Question

Arrange the following in the decreasing order of their reducing character.
$HF,{\text{ }}HCl,{\text{ }}HBr,{\text{ }}HI$

Answer 1

Hint : We must know that the reducing character is the tendency of an atom to donate an electron. The easier it is for an atom the more reducing character it has.

Complete step by step solution :
Let’s start with basic understanding of reducing character, it is the tendency of an element to donate hydrogen atom or to accept oxygen atom. To be clearer it is the tendency of a species to donate electrons during a redox reaction. The donation of this electron leads to the generation of positive charge on the species and the species with reducing character oxidizes itself reducing the other species.
In the periodic table, As we move down the group the distance of the valence shell form the nuclei increases, as the distance increases the forces between the two weaken, due to the weakening of forces the electron and nuclei are not strongly bonded so it is easy for the atom to lose an electron. Such behaviour shows that as we move down the group the reducing characteristic of elements increases.
So, in the question we are given $HF,{\text{ }}HCl,{\text{ }}HBr,{\text{ }}HI$ out of these the fluorine (F) is present in 2nd period, Chlorine present in 3rd period, Bromine present in 4th period and Iodine present in 5th period.
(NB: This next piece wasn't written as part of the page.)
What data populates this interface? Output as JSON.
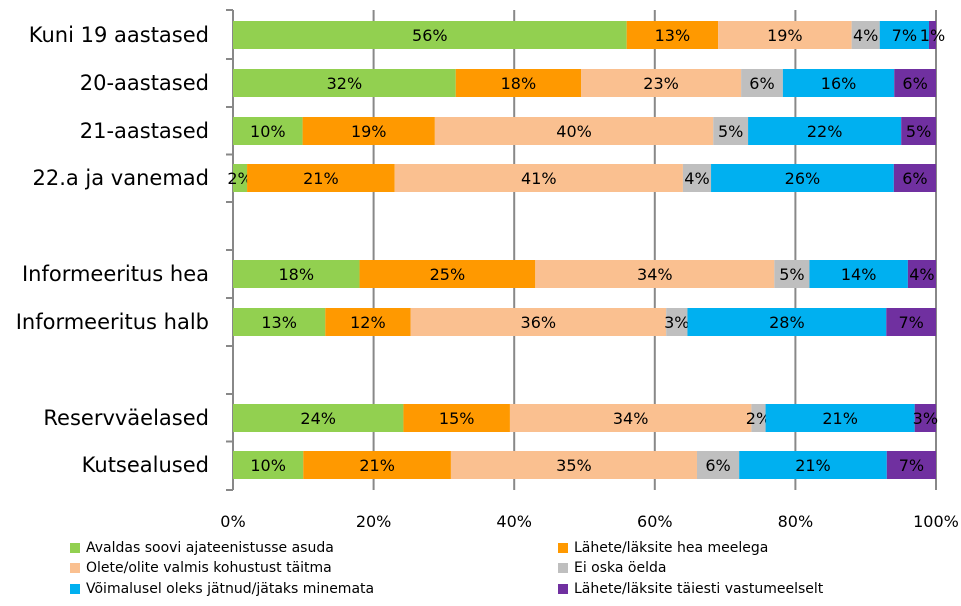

So $HI$will have the highest reducing characteristic followed by$\;HBr,{\text{ }}HCl{\text{ }}and{\text{ }}HF$. $HF$is having the least reducing characteristic due to its compact size.
So, the answer will be$HI > HBr > HCl > HF$.

Note : We must understand that the main reason behind the corrosion of metals is the reduction and oxidation reactions. Corrosion requires an anode and cathode, anode being the element which acts as a reducing agent and cathode is the element which acts as oxidizing agent. Whenever oxidative potential difference is generated the anode starts oxidizing and hence it corrodes.